SEA SLEEPER revient frapper fort. Le quatuor death metal américain annonce son deuxième album, “Burden of Antlers”, attendu pour le 18 septembre 2026. Entre death moderne, influences post metal et virages prog, le groupe promet un disque aussi écrasant qu’éclectique, avec déjà un premier extrait, “Machines of the Bombing Run”, disponible pour les radios et podcasts.

Un deuxième album entre rage et expérimentation

Avec “Burden of Antlers”, SEA SLEEPER poursuit le travail entamé sur son premier long format en poussant encore plus loin la cohésion et la richesse de ses compositions. Le groupe assume un son étrange, tordu, qui pioche dans le death metal, le prog et le post metal pour bâtir un univers lourd, tranchant, mais jamais monotone.

L’album s’ouvre sur “Machines of the Bombing Run”, probablement le titre le plus massif du disque. Inspiré par l’histoire et l’énormité incompréhensible de la guerre, le morceau joue la carte de l’intensité maximale : rythmique martelée, distorsion écrasante et variations constantes dans les arrangements. De quoi planter immédiatement le décor.

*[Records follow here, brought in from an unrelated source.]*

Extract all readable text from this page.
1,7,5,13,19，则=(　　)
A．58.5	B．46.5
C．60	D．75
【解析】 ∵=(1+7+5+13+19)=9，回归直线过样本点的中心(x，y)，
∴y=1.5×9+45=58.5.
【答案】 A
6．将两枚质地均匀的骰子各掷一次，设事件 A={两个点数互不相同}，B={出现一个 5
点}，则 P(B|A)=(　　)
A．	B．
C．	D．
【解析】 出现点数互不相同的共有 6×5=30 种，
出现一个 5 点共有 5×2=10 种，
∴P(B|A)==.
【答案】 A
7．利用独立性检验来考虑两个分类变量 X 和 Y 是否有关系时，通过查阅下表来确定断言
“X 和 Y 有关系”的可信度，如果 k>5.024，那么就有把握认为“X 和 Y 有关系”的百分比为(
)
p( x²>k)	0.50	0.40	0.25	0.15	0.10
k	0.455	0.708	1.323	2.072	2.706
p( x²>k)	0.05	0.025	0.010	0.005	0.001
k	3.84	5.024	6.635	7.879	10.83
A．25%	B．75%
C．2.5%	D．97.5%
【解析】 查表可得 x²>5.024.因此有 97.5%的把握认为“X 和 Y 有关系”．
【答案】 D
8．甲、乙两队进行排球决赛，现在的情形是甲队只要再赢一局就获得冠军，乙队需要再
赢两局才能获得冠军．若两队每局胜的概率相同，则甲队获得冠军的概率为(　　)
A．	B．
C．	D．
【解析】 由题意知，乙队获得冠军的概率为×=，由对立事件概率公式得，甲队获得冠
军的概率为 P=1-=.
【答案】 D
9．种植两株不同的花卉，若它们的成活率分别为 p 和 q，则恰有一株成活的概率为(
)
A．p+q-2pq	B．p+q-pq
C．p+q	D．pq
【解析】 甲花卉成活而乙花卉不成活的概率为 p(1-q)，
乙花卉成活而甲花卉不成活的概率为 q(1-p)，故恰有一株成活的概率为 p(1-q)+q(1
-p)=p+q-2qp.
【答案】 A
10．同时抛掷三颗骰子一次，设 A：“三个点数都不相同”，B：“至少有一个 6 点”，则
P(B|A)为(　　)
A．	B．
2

Derrière, SEA SLEEPER enchaîne avec “Manifestor”, où une batterie en assaut permanent déclenche un véritable ouragan de riffs. Leads entremêlés, vocaux agressifs et construction prog qui semble se tordre sur elle-même avant de revenir sans cesse à un motif central : le morceau promet de beaux nœuds au cerveau, dans le bon sens du terme.

Thèmes sombres et beautés dissonantes

Le groupe ne se contente pas de jouer sur la brutalité. “Lunar Degenerates” installe une ambiance plus sombre et progressive, portée par des vocaux clairs entêtants et une rythmique puissante qui vient soutenir des montées en tension régulières. Les irruptions de sections plus lourdes rappellent que SEA SLEEPER ne lâche jamais complètement l’extrême.

Sur “Abysmal Trench”, le quatuor s’attaque frontalement au narcissisme et à la mortalité. Le texte s’interroge sur ce qui motive une vie et sur la manière dont on sera rappelé après la mort, tandis que la musique alterne passages dissonants presque absurdes et moments plus mélodiques. Le titre éponyme “Burden of Antlers”, particulièrement personnel pour le chanteur-guitariste Jesse Cooley, navigue lui entre lourdeur écrasante et sections plus claires, presque aérées, incarnant bien cette “brutalité belle” que le groupe revendique.

Ils creusent encore la veine mélodique sur “They’ll Miss You”, où l’arrivée du nouveau guitariste-chanteur Tony Spradlin se fait clairement sentir. Ses gutturals se mêlent aux cris de Cooley pour un rendu très texturé, presque tactile, soutenu par une instrumentation qui cherche autant l’impact que le relief.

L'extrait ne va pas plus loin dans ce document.